People should try to be sensitive to their seviva and not seek to cause machlokess with their neighbors. But that is just plain menschlechkeit, and has nothing to do with the fact that at THIS point in time a particular mode of dress is followed. It goes both ways, as I have pointed out, and not only the way of the more medakdeik residents of a neighborhood.
I may have once mentioned analogously, that a woman moved into my neighborhood from Boro Park. She came into shul one Shabbos and the Rabbi was shortly about to give his morning drasha, and as we always do, I parted the curtains that cover our mechitzah (even without the added curtain the mechitzah is 100% kosher in and of itself, as it is extremely difficult to clearly see people through it), in order to see the rov as he spoke, which helps me to hear him better, as well.
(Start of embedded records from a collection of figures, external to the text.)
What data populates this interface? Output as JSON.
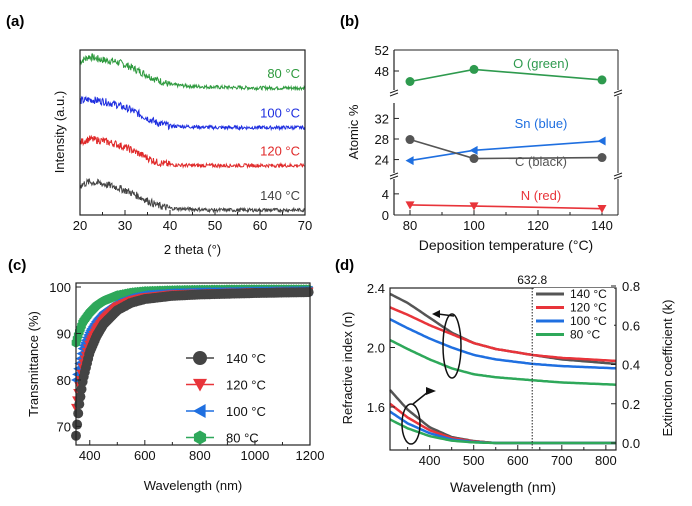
{
  "panels": {
    "a": "(a)",
    "b": "(b)",
    "c": "(c)",
    "d": "(d)"
  },
  "chart_data": [
    {
      "id": "a",
      "type": "line",
      "xlabel": "2 theta (°)",
      "ylabel": "Intensity (a.u.)",
      "xlim": [
        20,
        70
      ],
      "xticks": [
        20,
        30,
        40,
        50,
        60,
        70
      ],
      "yticks": [],
      "series": [
        {
          "name": "80 °C",
          "color": "#2e9a3e",
          "x": [
            20,
            22,
            25,
            28,
            31,
            34,
            37,
            40,
            45,
            50,
            60,
            70
          ],
          "y": [
            9.3,
            9.6,
            9.4,
            9.3,
            9.0,
            8.6,
            8.2,
            7.9,
            7.8,
            7.75,
            7.7,
            7.7
          ]
        },
        {
          "name": "100 °C",
          "color": "#1f2fe0",
          "x": [
            20,
            22,
            25,
            28,
            31,
            34,
            37,
            40,
            45,
            50,
            60,
            70
          ],
          "y": [
            6.9,
            7.0,
            6.9,
            6.7,
            6.4,
            6.0,
            5.6,
            5.4,
            5.35,
            5.3,
            5.3,
            5.3
          ]
        },
        {
          "name": "120 °C",
          "color": "#e02a2a",
          "x": [
            20,
            22,
            25,
            28,
            31,
            34,
            37,
            40,
            45,
            50,
            60,
            70
          ],
          "y": [
            4.4,
            4.6,
            4.5,
            4.3,
            4.0,
            3.6,
            3.2,
            3.05,
            3.0,
            3.0,
            3.0,
            3.0
          ]
        },
        {
          "name": "140 °C",
          "color": "#444444",
          "x": [
            20,
            22,
            25,
            28,
            31,
            34,
            37,
            40,
            45,
            50,
            60,
            70
          ],
          "y": [
            1.8,
            2.0,
            1.9,
            1.7,
            1.4,
            1.0,
            0.6,
            0.4,
            0.35,
            0.3,
            0.3,
            0.3
          ]
        }
      ]
    },
    {
      "id": "b",
      "type": "line",
      "xlabel": "Deposition temperature (°C)",
      "ylabel": "Atomic %",
      "xlim": [
        75,
        145
      ],
      "xticks": [
        80,
        100,
        120,
        140
      ],
      "y_segments": [
        {
          "range": [
            44,
            52
          ],
          "ticks": [
            48,
            52
          ]
        },
        {
          "range": [
            21,
            35
          ],
          "ticks": [
            24,
            28,
            32
          ]
        },
        {
          "range": [
            0,
            7
          ],
          "ticks": [
            0,
            4
          ]
        }
      ],
      "x": [
        80,
        100,
        140
      ],
      "series": [
        {
          "name": "O (green)",
          "color": "#2e9a4e",
          "marker": "circle",
          "segment": 0,
          "y": [
            46.0,
            48.3,
            46.3
          ]
        },
        {
          "name": "Sn (blue)",
          "color": "#1f6fe0",
          "marker": "triangle-left",
          "segment": 1,
          "y": [
            23.8,
            25.8,
            27.6
          ]
        },
        {
          "name": "C (black)",
          "color": "#555555",
          "marker": "circle",
          "segment": 1,
          "y": [
            27.9,
            24.2,
            24.4
          ]
        },
        {
          "name": "N (red)",
          "color": "#e8343a",
          "marker": "triangle-down",
          "segment": 2,
          "y": [
            1.9,
            1.7,
            1.2
          ]
        }
      ]
    },
    {
      "id": "c",
      "type": "line",
      "xlabel": "Wavelength (nm)",
      "ylabel": "Transmittance (%)",
      "xlim": [
        350,
        1200
      ],
      "ylim": [
        66,
        100
      ],
      "xticks": [
        400,
        600,
        800,
        1000,
        1200
      ],
      "yticks": [
        70,
        80,
        90,
        100
      ],
      "x": [
        350,
        360,
        375,
        400,
        425,
        450,
        500,
        550,
        600,
        700,
        800,
        1000,
        1200
      ],
      "series": [
        {
          "name": "140 °C",
          "color": "#444444",
          "marker": "circle",
          "y": [
            68,
            74,
            80,
            86,
            89.5,
            92,
            95,
            96.6,
            97.4,
            98.1,
            98.4,
            98.7,
            98.9
          ]
        },
        {
          "name": "120 °C",
          "color": "#e8343a",
          "marker": "triangle-down",
          "y": [
            74,
            78,
            83,
            88,
            91,
            93,
            95.8,
            97.1,
            97.8,
            98.4,
            98.6,
            98.9,
            99.0
          ]
        },
        {
          "name": "100 °C",
          "color": "#1f6fe0",
          "marker": "triangle-left",
          "y": [
            80,
            83,
            87,
            90.5,
            92.8,
            94.5,
            96.6,
            97.7,
            98.3,
            98.7,
            98.9,
            99.1,
            99.2
          ]
        },
        {
          "name": "80 °C",
          "color": "#2ea85a",
          "marker": "hexagon",
          "y": [
            88,
            90,
            92.5,
            94.5,
            96,
            97,
            98.2,
            98.8,
            99.1,
            99.3,
            99.4,
            99.5,
            99.5
          ]
        }
      ]
    },
    {
      "id": "d",
      "type": "line",
      "xlabel": "Wavelength (nm)",
      "ylabel": "Refractive index (n)",
      "ylabel_right": "Extinction coefficient (k)",
      "xlim": [
        310,
        823
      ],
      "ylim": [
        1.31,
        2.4
      ],
      "ylim_right": [
        -0.02,
        0.8
      ],
      "xticks": [
        400,
        500,
        600,
        700,
        800
      ],
      "yticks": [
        1.6,
        2.0,
        2.4
      ],
      "yticks_right": [
        0.0,
        0.2,
        0.4,
        0.6,
        0.8
      ],
      "annotation": "632.8",
      "annotation_x": 632.8,
      "x": [
        310,
        350,
        400,
        450,
        500,
        550,
        632.8,
        700,
        823
      ],
      "series": [
        {
          "name": "140 °C",
          "color": "#555555",
          "n": [
            2.36,
            2.3,
            2.2,
            2.1,
            2.03,
            1.99,
            1.95,
            1.92,
            1.89
          ],
          "k": [
            0.27,
            0.17,
            0.08,
            0.03,
            0.01,
            0.0,
            0.0,
            0.0,
            0.0
          ]
        },
        {
          "name": "120 °C",
          "color": "#e8343a",
          "n": [
            2.27,
            2.22,
            2.15,
            2.09,
            2.03,
            1.99,
            1.95,
            1.93,
            1.91
          ],
          "k": [
            0.2,
            0.13,
            0.065,
            0.025,
            0.008,
            0.0,
            0.0,
            0.0,
            0.0
          ]
        },
        {
          "name": "100 °C",
          "color": "#1f6fe0",
          "n": [
            2.19,
            2.13,
            2.06,
            2.0,
            1.95,
            1.92,
            1.89,
            1.875,
            1.86
          ],
          "k": [
            0.16,
            0.1,
            0.05,
            0.018,
            0.005,
            0.0,
            0.0,
            0.0,
            0.0
          ]
        },
        {
          "name": "80 °C",
          "color": "#2ea85a",
          "n": [
            2.05,
            1.99,
            1.92,
            1.86,
            1.82,
            1.8,
            1.78,
            1.765,
            1.75
          ],
          "k": [
            0.12,
            0.075,
            0.035,
            0.012,
            0.003,
            0.0,
            0.0,
            0.0,
            0.0
          ]
        }
      ]
    }
  ]
}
She came into the small ezras nashim and immediately went up to the curtain and covered the mechitzah up again. When I asked her what she was doing she said, “In my neighborhood, we don’t open curtains up on the mechitzah.” I quietly reminded the lady that she was not in her old neighborhood, and we are noheig to do things differently in our shul, and she was most welcome to hear the drosha with the curtains open. She sat down and never did it again.
The point is, the new kid on any block should not be throwing his or her weight around, but watch and learn from the residents, to see what the lay of the land is. That goes for the person who is more Yeshivish coming into a not as Yeshivish environment, and for the frum but more modern person entering the Yeshivish world. Mutual respect goes a LONG way to promoting Ahavas Yisroel, something we really need to keep in mind especially in the next few weeks. Changes, if any need to be made, are best made in smaller increments. It avoids ill will, and can end up being a real Kiddush Hashem.